REVIEWED BY WALTER ALBERT:         


WILD HORSE MESA Billie Dove

WILD HORSE MESA. Famous Players-Lasky, 1925. Jack Holt, Noah Beery, Billie Dove, Douglas Fairbanks, Jr., George Magrill, George Irving, Edith Yorke, Bernard Sigel, Margaret Morris, Eugene Pallette. Based on the novel by Zane Grey. Director: George B. Seitz. Shown at Cinefest 28, Syracuse NY, March 2008.

   The fellow who introduced the film referred obliquely to a very warm relationship between Zane Grey and female star Billie Dove. You can’t blame Grey. She’s very appealing, and after some initial palling around with Fairbanks, she finally settles on the character’s older brother (Jack Holt) when he shows up to get the plot really moving along.

   Noah Beery is the totally reprehensible villain, but he’s matched (if not in charisma, at least in villainy), by another of Dove’s admirers, Bert Manerube (played by George Magrill).

WILD HORSE MESA Billie Dove

   Manerube conceives the dastardly plan of driving horses into a canyon whose exit is blocked by a barbed wire fence that he argues will bring the horses up short. They won’t, he claims, run into the fence in their eagerness to escape their pursuers.

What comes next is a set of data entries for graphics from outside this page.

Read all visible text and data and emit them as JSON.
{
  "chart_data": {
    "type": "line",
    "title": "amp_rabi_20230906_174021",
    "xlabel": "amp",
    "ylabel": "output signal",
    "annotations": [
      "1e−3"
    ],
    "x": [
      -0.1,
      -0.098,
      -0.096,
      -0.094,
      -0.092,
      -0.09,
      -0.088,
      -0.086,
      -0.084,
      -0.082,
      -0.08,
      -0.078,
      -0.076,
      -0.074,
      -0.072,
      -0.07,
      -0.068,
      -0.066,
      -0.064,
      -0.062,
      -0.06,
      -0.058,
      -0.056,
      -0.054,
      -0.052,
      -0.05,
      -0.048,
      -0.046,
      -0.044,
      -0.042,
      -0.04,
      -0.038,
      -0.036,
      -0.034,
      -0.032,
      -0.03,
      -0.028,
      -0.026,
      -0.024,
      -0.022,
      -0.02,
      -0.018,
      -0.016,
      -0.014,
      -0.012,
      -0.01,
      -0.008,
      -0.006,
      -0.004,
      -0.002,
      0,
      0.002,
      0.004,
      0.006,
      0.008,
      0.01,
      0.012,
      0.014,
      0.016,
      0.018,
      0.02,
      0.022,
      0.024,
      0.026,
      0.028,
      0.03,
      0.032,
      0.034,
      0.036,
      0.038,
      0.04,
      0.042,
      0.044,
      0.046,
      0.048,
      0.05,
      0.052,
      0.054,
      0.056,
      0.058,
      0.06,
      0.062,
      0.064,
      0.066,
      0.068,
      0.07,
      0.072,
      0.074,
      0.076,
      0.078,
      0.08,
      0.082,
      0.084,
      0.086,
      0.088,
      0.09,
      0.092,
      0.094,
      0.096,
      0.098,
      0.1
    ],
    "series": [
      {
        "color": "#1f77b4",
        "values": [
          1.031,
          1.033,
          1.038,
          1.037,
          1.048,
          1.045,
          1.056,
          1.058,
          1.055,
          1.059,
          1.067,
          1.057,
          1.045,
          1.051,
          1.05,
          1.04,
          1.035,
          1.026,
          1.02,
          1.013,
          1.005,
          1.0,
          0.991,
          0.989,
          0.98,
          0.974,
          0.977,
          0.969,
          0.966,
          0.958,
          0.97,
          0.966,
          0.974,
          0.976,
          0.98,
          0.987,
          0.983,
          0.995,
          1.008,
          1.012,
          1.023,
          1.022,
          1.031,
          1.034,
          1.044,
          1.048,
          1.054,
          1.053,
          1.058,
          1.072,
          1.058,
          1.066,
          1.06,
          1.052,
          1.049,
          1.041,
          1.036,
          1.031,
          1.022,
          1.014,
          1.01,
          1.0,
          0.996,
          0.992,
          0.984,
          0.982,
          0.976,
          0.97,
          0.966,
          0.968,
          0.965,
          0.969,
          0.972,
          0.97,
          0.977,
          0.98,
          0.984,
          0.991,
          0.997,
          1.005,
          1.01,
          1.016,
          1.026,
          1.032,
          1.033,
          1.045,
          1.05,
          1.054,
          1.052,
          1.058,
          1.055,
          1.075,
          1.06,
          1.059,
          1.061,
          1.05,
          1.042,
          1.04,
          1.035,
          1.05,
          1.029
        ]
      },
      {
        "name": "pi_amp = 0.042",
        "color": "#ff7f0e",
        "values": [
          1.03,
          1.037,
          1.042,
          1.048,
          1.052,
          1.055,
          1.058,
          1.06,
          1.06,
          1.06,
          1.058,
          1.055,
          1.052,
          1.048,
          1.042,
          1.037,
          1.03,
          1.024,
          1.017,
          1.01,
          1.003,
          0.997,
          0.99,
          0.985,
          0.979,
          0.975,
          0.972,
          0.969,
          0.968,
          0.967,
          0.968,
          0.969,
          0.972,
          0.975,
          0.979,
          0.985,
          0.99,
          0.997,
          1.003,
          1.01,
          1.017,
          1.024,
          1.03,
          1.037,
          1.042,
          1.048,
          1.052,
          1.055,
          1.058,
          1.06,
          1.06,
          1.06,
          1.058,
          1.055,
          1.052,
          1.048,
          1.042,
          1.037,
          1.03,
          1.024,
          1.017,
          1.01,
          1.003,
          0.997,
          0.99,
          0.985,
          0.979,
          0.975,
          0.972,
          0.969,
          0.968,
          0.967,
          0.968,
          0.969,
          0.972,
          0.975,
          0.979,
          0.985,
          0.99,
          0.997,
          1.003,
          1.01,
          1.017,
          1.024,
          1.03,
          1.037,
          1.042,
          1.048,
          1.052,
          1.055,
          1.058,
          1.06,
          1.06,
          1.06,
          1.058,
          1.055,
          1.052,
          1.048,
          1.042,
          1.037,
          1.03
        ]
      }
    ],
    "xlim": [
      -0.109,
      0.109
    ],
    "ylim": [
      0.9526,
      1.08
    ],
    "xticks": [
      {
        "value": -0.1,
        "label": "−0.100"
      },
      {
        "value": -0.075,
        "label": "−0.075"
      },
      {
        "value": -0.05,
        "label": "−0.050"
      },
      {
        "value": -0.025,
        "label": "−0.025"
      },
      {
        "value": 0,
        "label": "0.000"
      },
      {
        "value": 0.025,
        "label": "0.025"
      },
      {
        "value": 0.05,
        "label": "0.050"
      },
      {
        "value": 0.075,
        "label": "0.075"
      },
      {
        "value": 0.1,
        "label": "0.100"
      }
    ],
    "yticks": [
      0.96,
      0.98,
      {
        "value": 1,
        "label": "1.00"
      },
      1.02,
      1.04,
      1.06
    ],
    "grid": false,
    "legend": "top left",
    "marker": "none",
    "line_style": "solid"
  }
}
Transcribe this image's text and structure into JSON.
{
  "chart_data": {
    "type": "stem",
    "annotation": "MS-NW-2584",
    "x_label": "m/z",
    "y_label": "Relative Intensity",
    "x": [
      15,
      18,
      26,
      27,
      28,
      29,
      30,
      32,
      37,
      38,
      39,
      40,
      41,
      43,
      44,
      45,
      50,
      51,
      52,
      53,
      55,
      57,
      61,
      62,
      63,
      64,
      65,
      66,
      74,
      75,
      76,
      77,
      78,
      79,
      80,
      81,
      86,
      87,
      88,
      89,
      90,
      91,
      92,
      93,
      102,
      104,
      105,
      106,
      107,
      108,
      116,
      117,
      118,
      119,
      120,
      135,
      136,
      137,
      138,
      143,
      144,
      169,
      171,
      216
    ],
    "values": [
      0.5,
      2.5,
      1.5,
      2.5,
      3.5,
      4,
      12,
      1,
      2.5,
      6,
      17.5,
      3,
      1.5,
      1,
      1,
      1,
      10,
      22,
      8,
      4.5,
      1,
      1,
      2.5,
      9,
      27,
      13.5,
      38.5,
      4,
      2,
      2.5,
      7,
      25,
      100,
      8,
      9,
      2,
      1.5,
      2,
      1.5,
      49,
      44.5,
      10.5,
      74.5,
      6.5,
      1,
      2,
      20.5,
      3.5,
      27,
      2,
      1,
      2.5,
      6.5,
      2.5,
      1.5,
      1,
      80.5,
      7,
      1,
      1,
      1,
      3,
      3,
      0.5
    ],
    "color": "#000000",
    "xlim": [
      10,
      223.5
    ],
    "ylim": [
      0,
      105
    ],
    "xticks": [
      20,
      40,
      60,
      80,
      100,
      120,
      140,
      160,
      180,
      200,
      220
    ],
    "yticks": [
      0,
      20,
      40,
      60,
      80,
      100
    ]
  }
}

   When Holt points out the fallacy in this plan, Manerube joins forces with Beery and the action doesn’t let up until the final romantic fade-out. Among the film’s many pleasures are the performance by the magnificent white stallion who leads the wild horses and the beautiful photography by Bert Glennon, who would be a member of John Ford’s regular crew, with Stagecoach among his credits.